Unfortunately, the proof that Buzz didn’t do it is weak. At the end of the movie, with the police and all the people involved in the story in Harwood’s office, Johnny gets Buzz fire a pistol at a match that he holds in his hand about ten feet away, with the bullet grazing the match just enough to light it up. No consideration is given to the fact that the bullet would continue to go past the match and through the wall, possibly killing someone in the next room, not to mention the fact that the police would never allow a murder suspect to have a pistol in hand.

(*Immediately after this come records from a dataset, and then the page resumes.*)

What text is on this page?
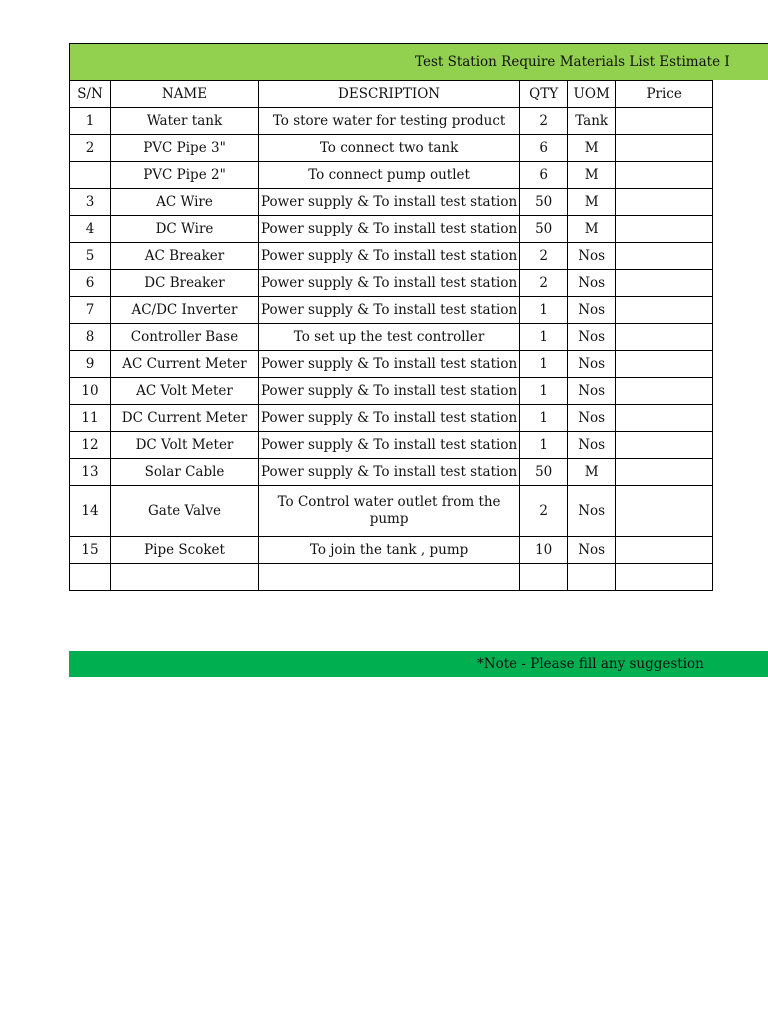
Test Station Require Materials List Estimate I
S/N	NAME	DESCRIPTION	QTY	UOM	Price
1	Water tank	To store water for testing product	2	Tank	
2	PVC Pipe 3"	To connect two tank	6	M	
	PVC Pipe 2"	To connect pump outlet	6	M	
3	AC Wire	Power supply & To install test station	50	M	
4	DC Wire	Power supply & To install test station	50	M	
5	AC Breaker	Power supply & To install test station	2	Nos	
6	DC Breaker	Power supply & To install test station	2	Nos	
7	AC/DC Inverter	Power supply & To install test station	1	Nos	
8	Controller Base	To set up the test controller	1	Nos	
9	AC Current Meter	Power supply & To install test station	1	Nos	
10	AC Volt Meter	Power supply & To install test station	1	Nos	
11	DC Current Meter	Power supply & To install test station	1	Nos	
12	DC Volt Meter	Power supply & To install test station	1	Nos	
13	Solar Cable	Power supply & To install test station	50	M	
14	Gate Valve	To Control water outlet from the pump	2	Nos	
15	Pipe Scoket	To join the tank , pump	10	Nos	

*Note - Please fill any suggestion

Even so, the point of the demonstration was to prove that Buzz was a crack shot. Helen was shot by a gun placed against her heart. So, Johnny argues, Buzz would not need to press the barrel of the gun against her body, owing to his marksmanship. But if a man is in a heated argument with a woman in a hotel room and decides to shoot her, he is going to shoot her at close range if she is standing right in front of him at the moment he decides to pull the trigger. He is not going to say to himself, “Wait a minute. I’m a marksman. I don’t have to be this close. I need to go to the other side of the room to shoot her.” Furthermore, jamming the gun against her heart before pulling the trigger is not a sign of poor marksmanship, but rather of anger and aggression. It makes the killing more personal. And in any event, even a poor shot would be able to hit a woman at several feet away, and Dad was an ex-cop, so he was probably a fair shot himself in any event.
Also, Dad’s confession when confronted with the fact that his wet umbrella was found in Helen’s apartment is ridiculous. In real life, Dad would have said, “Oh yeah, I was in her apartment briefly earlier that evening, and I accidentally left it behind,” after which he would get himself a lawyer. Fat chance of convicting him on evidence like that.
In addition to this weak ending, the movie has another plot point that does not make any sense. It is hard to understand why, at an earlier scene in the movie, Johnny would get mad when he finds out that Joyce (Veronica Lake), whom he met right after leaving Helen, is married to Harwood. She would have told Johnny, but he didn’t want to know her secrets. Moreover, he kept telling her that there was no future for the two of them. And in any event, she was just as much a victim of an unfaithful spouse as he was.
These flaws aside, however, it remains a great film noir, with some of the best hard-boiled dialogue in the genre.